Августин объявляет действие театра столь сильным, что страсть охватывает людей, делая их безумными. Чума поражает тело, считает теолог, театр поражает душу, его воздействие более опасное и неотвратимое. Августин
относит театр к предметам, вредным для человеческой души, возбуждающим ненужные и беспричинные страсти [23] Бычков В. В. Aesthetica Patrum. Эстетика Отцов Церкви. Т. I. М., 1995. С. 456.
,
– считает современный исследователь христианской эстетики. Арто, конечно, не принимает разрушительной оценки театрального воздействия, но для него важно, что даже Августин признает эту неведомую силу:
Августин Блаженный в своей книге ни на миг не подвергает сомнению реальность такого колдовства. При определенных условиях можно вызвать в сознании человека зрелищные образы, способные его околдовать, – и здесь дело не только в искусстве (IV, 33).
Арто через Августина Блаженного максимально расширяет границы идеи театра, но вместе с тем подводит читателя к стержневой проблеме театра (театра в широком понимании), к проблеме, которой будет посвящена вторая часть сборника. Если пораженный болезнью человек – материализация хаоса, то мир, наполненный конфликтами и катастрофами, представляется Арто также пораженным болезнью.
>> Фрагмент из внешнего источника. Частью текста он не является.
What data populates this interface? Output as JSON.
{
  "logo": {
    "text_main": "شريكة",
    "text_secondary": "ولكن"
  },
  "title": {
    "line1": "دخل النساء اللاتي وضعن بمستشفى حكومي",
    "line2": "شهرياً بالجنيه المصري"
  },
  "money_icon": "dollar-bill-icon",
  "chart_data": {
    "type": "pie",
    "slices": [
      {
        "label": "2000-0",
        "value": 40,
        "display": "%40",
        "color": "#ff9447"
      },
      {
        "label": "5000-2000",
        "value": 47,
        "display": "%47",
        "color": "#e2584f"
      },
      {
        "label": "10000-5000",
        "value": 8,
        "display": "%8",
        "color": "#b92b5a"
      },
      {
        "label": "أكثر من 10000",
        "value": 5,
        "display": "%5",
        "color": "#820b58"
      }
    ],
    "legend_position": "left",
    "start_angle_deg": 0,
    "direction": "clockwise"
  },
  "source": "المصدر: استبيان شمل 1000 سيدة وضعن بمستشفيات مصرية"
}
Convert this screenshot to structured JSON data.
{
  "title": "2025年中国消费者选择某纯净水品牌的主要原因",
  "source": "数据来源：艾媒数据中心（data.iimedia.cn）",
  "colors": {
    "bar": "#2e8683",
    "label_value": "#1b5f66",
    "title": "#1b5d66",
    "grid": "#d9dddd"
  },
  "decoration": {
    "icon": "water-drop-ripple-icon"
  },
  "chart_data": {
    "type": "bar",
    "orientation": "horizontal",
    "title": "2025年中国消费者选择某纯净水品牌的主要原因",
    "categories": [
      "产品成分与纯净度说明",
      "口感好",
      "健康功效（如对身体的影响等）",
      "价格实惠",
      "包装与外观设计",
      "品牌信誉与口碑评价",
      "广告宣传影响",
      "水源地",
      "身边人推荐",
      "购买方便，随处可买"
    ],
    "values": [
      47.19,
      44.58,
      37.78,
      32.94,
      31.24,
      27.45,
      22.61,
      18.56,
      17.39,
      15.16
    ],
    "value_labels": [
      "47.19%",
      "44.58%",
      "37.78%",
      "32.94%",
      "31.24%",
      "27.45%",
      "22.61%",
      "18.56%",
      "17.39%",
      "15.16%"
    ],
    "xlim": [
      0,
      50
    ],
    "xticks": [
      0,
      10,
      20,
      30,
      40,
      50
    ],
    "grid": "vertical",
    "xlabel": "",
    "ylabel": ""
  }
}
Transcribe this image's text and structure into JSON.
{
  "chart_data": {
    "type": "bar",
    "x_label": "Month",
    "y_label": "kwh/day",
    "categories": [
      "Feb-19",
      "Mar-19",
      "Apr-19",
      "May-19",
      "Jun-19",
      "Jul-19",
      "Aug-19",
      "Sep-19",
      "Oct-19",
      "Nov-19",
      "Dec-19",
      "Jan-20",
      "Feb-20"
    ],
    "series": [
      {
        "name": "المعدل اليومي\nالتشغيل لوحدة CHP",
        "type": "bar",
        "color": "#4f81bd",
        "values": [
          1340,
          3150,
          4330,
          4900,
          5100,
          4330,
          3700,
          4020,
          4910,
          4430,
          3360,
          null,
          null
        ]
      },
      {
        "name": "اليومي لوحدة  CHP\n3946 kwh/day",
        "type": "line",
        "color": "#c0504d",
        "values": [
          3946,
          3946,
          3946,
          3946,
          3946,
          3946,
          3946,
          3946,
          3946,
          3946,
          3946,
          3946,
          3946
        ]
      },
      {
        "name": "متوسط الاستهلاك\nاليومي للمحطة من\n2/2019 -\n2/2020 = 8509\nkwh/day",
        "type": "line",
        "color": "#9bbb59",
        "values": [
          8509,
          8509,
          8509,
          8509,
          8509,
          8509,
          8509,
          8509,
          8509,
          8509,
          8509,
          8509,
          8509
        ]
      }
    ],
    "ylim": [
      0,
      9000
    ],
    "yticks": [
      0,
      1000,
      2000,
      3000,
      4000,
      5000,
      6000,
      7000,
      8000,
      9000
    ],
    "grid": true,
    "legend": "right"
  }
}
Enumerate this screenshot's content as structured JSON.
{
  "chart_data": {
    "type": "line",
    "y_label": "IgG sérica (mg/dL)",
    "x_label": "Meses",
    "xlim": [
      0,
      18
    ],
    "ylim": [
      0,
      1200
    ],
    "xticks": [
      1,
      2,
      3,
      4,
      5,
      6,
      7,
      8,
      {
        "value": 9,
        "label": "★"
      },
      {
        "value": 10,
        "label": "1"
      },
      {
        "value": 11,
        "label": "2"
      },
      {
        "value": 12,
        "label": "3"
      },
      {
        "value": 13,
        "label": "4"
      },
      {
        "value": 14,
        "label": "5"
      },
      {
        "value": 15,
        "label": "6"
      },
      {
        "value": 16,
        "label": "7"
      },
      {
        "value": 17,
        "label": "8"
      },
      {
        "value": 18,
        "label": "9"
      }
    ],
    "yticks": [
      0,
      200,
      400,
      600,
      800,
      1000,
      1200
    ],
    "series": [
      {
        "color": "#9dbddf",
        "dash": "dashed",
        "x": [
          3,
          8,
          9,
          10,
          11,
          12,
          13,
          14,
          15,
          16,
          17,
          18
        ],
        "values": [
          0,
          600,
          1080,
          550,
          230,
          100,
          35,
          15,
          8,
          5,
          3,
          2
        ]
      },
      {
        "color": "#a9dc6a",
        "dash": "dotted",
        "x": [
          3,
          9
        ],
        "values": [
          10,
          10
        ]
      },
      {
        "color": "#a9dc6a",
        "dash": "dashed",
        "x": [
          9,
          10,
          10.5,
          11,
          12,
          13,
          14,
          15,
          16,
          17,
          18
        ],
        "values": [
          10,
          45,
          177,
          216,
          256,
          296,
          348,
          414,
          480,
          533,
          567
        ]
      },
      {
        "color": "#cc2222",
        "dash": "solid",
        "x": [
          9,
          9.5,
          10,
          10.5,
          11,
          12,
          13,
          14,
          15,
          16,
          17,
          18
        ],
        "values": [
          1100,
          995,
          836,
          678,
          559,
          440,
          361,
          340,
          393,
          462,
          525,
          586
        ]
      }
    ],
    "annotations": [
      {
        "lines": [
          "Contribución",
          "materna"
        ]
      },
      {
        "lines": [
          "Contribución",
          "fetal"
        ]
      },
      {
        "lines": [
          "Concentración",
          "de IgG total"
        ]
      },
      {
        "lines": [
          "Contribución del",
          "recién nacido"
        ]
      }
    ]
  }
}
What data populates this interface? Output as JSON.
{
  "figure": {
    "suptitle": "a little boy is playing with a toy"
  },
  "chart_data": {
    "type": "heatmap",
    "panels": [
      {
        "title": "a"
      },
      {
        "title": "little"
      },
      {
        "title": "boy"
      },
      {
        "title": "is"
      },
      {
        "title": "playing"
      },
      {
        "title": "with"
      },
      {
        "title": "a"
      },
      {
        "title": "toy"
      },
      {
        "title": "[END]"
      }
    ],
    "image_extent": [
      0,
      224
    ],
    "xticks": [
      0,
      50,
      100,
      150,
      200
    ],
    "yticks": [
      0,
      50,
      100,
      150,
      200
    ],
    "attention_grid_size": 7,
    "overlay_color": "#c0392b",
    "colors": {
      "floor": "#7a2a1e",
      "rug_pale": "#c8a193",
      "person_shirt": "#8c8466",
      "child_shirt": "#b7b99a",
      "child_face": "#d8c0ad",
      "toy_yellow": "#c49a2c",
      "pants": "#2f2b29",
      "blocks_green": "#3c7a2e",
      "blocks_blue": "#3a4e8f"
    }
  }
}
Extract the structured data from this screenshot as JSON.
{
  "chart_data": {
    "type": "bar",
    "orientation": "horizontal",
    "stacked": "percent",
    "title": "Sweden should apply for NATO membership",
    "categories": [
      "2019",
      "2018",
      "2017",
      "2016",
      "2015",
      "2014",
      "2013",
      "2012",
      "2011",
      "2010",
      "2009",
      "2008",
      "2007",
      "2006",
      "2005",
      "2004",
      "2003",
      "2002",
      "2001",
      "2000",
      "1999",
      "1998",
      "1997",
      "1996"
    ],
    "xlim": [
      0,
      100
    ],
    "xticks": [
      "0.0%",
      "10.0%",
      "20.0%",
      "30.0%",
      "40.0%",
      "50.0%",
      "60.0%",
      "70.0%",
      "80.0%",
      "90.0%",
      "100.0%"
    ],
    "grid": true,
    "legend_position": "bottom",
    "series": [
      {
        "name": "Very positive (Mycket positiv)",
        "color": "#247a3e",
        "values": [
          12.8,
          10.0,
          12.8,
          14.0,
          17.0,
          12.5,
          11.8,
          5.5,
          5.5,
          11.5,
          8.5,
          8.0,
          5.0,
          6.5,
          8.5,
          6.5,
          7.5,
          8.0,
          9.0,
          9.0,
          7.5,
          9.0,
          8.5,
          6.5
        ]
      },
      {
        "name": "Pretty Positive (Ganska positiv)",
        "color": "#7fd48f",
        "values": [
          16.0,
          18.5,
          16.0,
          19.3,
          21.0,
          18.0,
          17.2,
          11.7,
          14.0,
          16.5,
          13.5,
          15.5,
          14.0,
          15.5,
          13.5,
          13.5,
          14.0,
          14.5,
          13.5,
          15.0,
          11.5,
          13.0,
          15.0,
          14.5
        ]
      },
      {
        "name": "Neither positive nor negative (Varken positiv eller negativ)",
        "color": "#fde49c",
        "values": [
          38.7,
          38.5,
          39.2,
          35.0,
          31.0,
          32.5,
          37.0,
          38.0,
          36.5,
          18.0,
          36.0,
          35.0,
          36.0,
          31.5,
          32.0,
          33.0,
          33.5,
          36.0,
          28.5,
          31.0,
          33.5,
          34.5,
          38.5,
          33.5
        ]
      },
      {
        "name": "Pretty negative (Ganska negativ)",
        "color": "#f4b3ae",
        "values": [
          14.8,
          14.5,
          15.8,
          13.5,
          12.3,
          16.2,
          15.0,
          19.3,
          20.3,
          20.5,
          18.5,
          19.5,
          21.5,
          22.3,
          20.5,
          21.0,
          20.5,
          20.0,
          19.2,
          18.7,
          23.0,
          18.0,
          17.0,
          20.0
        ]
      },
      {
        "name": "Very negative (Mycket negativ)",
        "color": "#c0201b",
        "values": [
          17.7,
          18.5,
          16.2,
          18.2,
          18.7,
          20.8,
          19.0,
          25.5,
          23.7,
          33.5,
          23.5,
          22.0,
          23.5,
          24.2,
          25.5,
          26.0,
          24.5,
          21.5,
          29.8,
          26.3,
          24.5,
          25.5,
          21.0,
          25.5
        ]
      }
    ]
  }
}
Но оказывается, это лишь формальное воплощение хаоса, а не результат творческой стихии. Описываемая ранее чума – нечто иное, это чума, в которой заключена идея театра. Болезнь, «проходя через театр», разряжается, хаос уступает место гармонии. Болезнь мира излечивается через чуму театра.
Внешние события, политические конфликты, природные катаклизмы, программность революции и хаос войны, проходя через театр, разряжаются в чувствах тех людей, которые смотрят на них, будто захваченные эпидемией (IV, 32).
Для искоренения болезни необходима не микстура, необходим очистительный огонь, пожарище чумного города. Теперь Арто утверждает, что сходство чумы и театра не ограничивается тотальным воздействием на массы внебытовой логикой стихии.
В театре, как и в чуме, есть нечто победное и мстительное одновременно. Стихийный пожар, который чума разжигает на своем пути, очевидно, не что иное, как безграничное очищение.
Полный социальных крах, органический хаос, избыток порока, какое-то всеобщее заклинание демонов, которое теснит душу и доводит ее до крайности, – все это говорит о наличии предельной силы, в которой живо сходится вся мощь природы в тот момент, когда она собирается совершить что-то значительное (IV, 33).
Такая характеристика еще пока не названной, лишь в общих чертах обрисованной «предельной силы» указывает на основное понятие артодианского театра – Жестокость. Болезнь мира излечивается Жестокостью, ее очистительным огнем. И хотя слово «жестокость» еще не прозвучало в книге, Арто готовит читателя именно к нему. Чтобы противостоять обыденному миру с его жестокой логикой и изолированностью человека, необходимо не противопоставление ему, а преодоление через решительный волевой поступок, требующий «предельной силы».
Жестокость – многогранное понятие Арто, требующее отдельного рассмотрения, но уже очевидно, что оно – адекватная реакция на жестокость мира. Эта вселенская жестокость, лежащая в основе мироустройства и показана в статье «Театр и чума». Такое видение не является уникальным, наоборот, оно чрезвычайно распространено в первой трети XX века. Подобная характеристика встречается в поэзии уже упомянутого нами Николая Гумилева, которая интересна еще и тем, что воспринимается поэтом тоже в театральном аспекте. Я имею в виду прежде всего известное стихотворение Н. Гумилева «Театр».
Мир предстает здесь грандиозным театральным представлением, на котором все – «смешные актеры». Трубят ангельские трубы и каждый играет свою роль в рамках того спектакля, который заказали зрители – Господь Бог и Дева Мария. Божественные зрители сверяются с либретто – не вышел ли кто за границы предназначенного ему амплуа («Гамлет? Он должен быть бледным. ⁄ Каин? Тот должен быть грубым…») А далее:
Жаль, если Каин рыдает,
Гамлет изведает счастье!
Так не должно быть по плану!
Чтобы блюсти упущенья,
Боли, глухому титану,
Вверил он ход представленья.
Боль вознеслася горою,
Хитрой раскинулась сетью,
Всех, утомленных игрою,
Хлещет кровавою плетью.
Н. Гумилев, в отличие от Арто, однозначно определяет первопричину такого мироустройства – божественный порядок, построенный на жестокости и принуждении. И эта жестокость мира не знает пределов, продолжает усиливаться («Множатся пытки и казни…»). Развитие мира держится только на наличии боли и кровавой плети, управляющей желаниями, судьбами и историческими процессами. Физическое ощущение истории роднит Н. Гумилева и Арто.